High-speed textile yarn winders normally employ a synchronous motor to rotate a surface drive roller which in turn rotates a package core and applies incoming yarn thereabout. Such yarn is distributed axially along the rotating package core by a reciprocating traverse device, which is driven by a separate motor. One such winder is disclosed, for example, in Schippers et al U.S. Pat. No. 3,861,607,.sup.(+) which is, to the extent deemed necessary for full understanding of the present invention, hereby incorporated herein by reference. FNT .sup.(+) or Peckingpaugh U.S. Pat. No. 3,799,463
Each motor type normally receives alternating current from a separate frequency converter, consisting of an AC to DC converter and a DC to AC inverter. Completely separate frequency converters have been considered necessary because the surface drive roller requires constant speed, while the reciprocation rate of the traverse device is recurrently varied by, for example, up to five percent of average speed in order to avoid undesirable patterns in the yarn package as deposited on the core. Thus, one converter supplies a preset constant frequency, while the other supplies frequency which recurrently varies responsive to a control signal delivered to the converter. The traverse motor responds to this varying frequency by recurrently accelerating and decelerating between upper and lower speed limits. Further, the required average traverse motor speed and voltage/frequency ratio is often substantially different from that required by the package drive roll motor, although at times such values may be nearly the same.

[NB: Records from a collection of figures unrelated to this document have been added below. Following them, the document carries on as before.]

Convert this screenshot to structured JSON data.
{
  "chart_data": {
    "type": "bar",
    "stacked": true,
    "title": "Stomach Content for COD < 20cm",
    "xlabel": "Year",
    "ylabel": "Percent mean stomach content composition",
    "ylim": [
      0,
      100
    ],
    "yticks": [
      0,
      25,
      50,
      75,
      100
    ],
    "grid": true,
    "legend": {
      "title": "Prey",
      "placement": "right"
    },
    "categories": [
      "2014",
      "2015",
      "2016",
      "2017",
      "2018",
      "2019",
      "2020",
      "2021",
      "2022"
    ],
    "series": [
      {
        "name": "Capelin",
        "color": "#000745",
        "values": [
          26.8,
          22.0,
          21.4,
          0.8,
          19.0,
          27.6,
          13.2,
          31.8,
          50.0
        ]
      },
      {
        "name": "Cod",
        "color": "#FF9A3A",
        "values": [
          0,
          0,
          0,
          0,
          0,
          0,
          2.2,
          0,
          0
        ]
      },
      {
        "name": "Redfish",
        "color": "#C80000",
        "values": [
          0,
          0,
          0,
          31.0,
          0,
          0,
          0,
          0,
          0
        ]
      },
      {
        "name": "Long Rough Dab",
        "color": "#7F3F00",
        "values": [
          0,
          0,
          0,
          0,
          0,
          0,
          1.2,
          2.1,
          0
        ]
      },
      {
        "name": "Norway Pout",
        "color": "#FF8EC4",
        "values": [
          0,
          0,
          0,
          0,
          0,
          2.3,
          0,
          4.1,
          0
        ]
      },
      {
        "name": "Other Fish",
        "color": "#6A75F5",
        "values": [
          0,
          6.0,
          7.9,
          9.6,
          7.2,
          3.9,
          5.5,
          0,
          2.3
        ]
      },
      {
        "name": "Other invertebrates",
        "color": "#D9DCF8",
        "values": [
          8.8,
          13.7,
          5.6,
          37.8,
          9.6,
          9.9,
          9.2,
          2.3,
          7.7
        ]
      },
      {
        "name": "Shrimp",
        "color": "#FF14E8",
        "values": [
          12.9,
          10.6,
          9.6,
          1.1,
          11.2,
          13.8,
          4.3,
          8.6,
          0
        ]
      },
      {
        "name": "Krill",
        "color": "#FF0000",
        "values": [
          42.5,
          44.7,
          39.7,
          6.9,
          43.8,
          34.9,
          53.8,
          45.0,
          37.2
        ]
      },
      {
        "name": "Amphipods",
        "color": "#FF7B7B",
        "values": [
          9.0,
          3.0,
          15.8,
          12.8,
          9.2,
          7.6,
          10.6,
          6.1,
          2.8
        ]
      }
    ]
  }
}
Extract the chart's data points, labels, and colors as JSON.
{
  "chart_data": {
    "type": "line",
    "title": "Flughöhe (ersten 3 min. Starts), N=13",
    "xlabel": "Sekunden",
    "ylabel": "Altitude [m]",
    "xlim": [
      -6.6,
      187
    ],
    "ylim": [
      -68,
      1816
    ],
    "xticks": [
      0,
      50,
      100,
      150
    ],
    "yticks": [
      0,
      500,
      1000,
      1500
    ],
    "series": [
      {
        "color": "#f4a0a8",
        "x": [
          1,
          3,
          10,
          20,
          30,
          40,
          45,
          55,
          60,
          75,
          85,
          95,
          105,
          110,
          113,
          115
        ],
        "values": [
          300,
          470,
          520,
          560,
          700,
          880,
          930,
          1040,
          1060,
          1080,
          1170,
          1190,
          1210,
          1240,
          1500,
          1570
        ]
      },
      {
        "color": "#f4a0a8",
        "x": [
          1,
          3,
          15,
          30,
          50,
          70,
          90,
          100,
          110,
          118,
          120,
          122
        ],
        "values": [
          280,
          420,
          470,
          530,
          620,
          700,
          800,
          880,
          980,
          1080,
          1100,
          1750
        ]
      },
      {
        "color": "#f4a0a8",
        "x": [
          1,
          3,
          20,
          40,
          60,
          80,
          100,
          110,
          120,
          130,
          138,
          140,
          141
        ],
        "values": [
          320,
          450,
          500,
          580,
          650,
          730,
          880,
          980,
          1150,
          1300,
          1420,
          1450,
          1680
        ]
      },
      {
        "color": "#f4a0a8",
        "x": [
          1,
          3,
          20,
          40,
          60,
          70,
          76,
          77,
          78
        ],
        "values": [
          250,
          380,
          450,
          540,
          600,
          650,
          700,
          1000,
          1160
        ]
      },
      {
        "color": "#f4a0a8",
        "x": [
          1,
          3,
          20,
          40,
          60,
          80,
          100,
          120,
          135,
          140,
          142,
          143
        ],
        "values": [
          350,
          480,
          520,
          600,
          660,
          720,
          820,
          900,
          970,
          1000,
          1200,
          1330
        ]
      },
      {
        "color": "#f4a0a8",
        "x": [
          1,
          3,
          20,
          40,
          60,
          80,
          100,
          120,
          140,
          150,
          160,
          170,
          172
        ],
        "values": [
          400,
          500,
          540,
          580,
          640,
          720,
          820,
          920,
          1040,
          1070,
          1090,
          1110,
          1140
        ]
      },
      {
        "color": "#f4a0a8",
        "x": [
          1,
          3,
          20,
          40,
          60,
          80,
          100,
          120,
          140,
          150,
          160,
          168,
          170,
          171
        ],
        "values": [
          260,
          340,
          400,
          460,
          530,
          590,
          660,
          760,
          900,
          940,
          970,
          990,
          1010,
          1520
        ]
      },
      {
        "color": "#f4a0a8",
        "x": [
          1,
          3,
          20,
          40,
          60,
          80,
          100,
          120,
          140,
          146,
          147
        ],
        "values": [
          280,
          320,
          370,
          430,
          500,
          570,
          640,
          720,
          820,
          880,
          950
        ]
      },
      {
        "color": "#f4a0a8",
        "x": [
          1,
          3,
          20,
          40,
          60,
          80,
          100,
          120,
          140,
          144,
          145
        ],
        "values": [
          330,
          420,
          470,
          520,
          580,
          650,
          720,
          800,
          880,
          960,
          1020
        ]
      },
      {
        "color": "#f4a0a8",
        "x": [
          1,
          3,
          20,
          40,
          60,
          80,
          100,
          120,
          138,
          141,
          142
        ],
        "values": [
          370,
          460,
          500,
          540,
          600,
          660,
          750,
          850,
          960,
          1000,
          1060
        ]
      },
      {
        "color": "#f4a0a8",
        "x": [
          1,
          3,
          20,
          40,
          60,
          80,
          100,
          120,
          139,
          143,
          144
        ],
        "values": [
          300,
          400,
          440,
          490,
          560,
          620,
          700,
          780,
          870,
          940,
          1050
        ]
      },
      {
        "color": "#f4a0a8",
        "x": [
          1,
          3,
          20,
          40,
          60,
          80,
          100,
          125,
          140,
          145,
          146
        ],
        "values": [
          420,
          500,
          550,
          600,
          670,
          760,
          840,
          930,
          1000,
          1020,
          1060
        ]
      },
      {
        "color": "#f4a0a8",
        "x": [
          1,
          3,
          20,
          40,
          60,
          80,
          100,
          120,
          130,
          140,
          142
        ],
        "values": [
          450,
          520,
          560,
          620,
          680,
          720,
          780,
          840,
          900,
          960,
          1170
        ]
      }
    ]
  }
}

During recurrent deceleration, the traverse device motors generate a back EMF. Heretofore, it has been the practice to disconnect the motor terminals from the converter during each deceleration interval and connect them to a power resistor, which dissipates the generated power as heat, and serves to dynamically brake the motor. Often, it has also been necessary to supply cooling in order to maintain the power resistor at a non-destructive temperature. Thus, this recurrently generated power is substantially wasted. Further, the converter supplying the traverse motors is made more complex and expensive by inclusion therein of the power resistor, the cooling device, and the switching network required to recurrently disconnect and reconnect the motor terminals.